Windom Wayne Robbins (July 22, 1914 – January 18, 1958) was an American author of horror and weird fiction. His work was primarily published in the Popular Publications catalog of weird menace pulp fiction. His first published short story was Horror's Holiday Special in the July 1939 issue of Dime Mystery Magazine.

Robert Kenneth Jones reported that Robbins "excelled in explosive chaos," and remarked on his "credible" speculative fiction, namely Test Tube Frankenstein, from the May 1940 issue of Terror Tales, a tale of biological mimicry along the lines of Don A. Stuart's Who Goes There?. Test Tube Frankenstein is featured in Sheldon Jaffery's anthology Sensuous Science Fiction of the Weird and Spicy Pulps, where it is offered as his prime example: "one of the best of its kind to be published."

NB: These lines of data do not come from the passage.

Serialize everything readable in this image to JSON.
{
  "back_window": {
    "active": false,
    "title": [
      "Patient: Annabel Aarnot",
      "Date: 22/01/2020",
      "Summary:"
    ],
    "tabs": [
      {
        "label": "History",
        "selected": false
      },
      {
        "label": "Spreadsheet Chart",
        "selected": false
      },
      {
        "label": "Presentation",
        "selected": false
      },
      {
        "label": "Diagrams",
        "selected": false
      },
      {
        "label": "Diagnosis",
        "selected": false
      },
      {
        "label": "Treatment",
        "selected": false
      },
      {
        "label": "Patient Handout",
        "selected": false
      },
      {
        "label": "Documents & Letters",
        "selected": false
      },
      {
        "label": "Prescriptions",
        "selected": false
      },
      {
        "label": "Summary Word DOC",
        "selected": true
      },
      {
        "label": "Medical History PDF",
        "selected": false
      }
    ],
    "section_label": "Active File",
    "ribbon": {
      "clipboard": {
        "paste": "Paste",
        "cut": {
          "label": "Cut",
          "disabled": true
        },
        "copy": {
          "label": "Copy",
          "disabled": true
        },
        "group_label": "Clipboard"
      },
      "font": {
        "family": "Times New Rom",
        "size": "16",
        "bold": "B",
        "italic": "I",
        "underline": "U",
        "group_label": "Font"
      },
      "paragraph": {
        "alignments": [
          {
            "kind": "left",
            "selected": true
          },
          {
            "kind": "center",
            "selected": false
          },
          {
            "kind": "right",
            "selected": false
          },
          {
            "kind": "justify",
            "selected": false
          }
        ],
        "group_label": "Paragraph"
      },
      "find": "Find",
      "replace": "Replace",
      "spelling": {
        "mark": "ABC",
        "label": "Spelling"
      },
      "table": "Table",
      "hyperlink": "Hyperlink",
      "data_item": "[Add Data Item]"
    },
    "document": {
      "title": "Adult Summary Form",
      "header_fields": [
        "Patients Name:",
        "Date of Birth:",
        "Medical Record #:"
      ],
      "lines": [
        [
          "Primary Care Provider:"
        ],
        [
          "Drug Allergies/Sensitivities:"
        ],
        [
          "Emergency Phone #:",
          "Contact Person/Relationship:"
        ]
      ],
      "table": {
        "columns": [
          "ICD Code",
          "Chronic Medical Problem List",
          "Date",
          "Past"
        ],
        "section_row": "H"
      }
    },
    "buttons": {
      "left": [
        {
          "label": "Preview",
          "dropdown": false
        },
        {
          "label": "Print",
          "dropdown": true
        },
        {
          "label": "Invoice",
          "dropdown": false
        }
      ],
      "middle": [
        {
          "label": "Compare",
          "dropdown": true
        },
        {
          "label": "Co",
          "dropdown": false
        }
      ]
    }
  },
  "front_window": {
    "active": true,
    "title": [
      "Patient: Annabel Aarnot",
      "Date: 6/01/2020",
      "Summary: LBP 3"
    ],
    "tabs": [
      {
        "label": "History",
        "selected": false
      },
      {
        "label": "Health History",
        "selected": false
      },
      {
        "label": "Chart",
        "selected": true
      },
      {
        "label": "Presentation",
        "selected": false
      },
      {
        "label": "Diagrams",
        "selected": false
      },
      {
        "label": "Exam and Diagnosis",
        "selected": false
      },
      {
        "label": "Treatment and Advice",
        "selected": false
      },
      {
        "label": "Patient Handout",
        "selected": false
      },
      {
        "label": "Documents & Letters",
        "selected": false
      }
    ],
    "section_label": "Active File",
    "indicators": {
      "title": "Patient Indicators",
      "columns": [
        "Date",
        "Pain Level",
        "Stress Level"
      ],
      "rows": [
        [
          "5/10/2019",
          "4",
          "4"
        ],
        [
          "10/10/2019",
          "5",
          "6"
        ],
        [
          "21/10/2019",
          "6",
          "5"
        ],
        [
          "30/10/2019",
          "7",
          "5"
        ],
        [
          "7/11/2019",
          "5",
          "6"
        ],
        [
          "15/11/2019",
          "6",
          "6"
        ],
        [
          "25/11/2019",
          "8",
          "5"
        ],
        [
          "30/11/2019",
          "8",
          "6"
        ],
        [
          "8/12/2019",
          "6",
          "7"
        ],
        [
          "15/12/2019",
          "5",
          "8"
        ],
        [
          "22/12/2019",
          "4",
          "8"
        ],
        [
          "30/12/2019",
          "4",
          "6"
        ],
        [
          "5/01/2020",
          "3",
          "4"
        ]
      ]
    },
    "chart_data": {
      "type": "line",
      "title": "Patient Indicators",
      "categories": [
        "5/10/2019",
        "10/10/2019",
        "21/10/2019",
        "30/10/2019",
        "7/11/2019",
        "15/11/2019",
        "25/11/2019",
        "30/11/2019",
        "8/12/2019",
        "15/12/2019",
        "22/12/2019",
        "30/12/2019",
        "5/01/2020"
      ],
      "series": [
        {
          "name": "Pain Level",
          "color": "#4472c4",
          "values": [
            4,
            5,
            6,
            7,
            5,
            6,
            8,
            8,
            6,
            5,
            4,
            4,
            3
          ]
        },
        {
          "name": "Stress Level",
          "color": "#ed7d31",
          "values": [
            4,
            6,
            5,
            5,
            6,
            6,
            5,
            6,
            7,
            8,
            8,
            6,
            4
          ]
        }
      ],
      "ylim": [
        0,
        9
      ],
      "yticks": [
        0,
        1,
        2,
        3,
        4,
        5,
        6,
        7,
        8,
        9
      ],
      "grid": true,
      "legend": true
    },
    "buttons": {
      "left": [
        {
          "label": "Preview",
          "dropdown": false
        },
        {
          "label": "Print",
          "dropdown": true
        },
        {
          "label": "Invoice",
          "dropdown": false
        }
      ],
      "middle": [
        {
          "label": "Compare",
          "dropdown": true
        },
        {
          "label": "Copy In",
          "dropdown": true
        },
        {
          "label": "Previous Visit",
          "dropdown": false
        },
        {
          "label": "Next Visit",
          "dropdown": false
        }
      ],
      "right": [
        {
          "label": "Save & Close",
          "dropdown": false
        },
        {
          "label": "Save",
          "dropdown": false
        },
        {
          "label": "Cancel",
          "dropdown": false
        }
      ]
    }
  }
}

Weird menace stories often dealt with conventional themes required by the publisher, themes in which an author might specialize. Stories involving "Inescapable Doom" were supplied by Donald Dale (Mary Dale Buckner); Mindret Lord handled the "Woman Without Volition"; Ray Cummings delivered stories about the "Girl Obsessed"; and many of Wayne Robbins' stories portrayed the "Man Obsessed," and a subsequent descent into madness.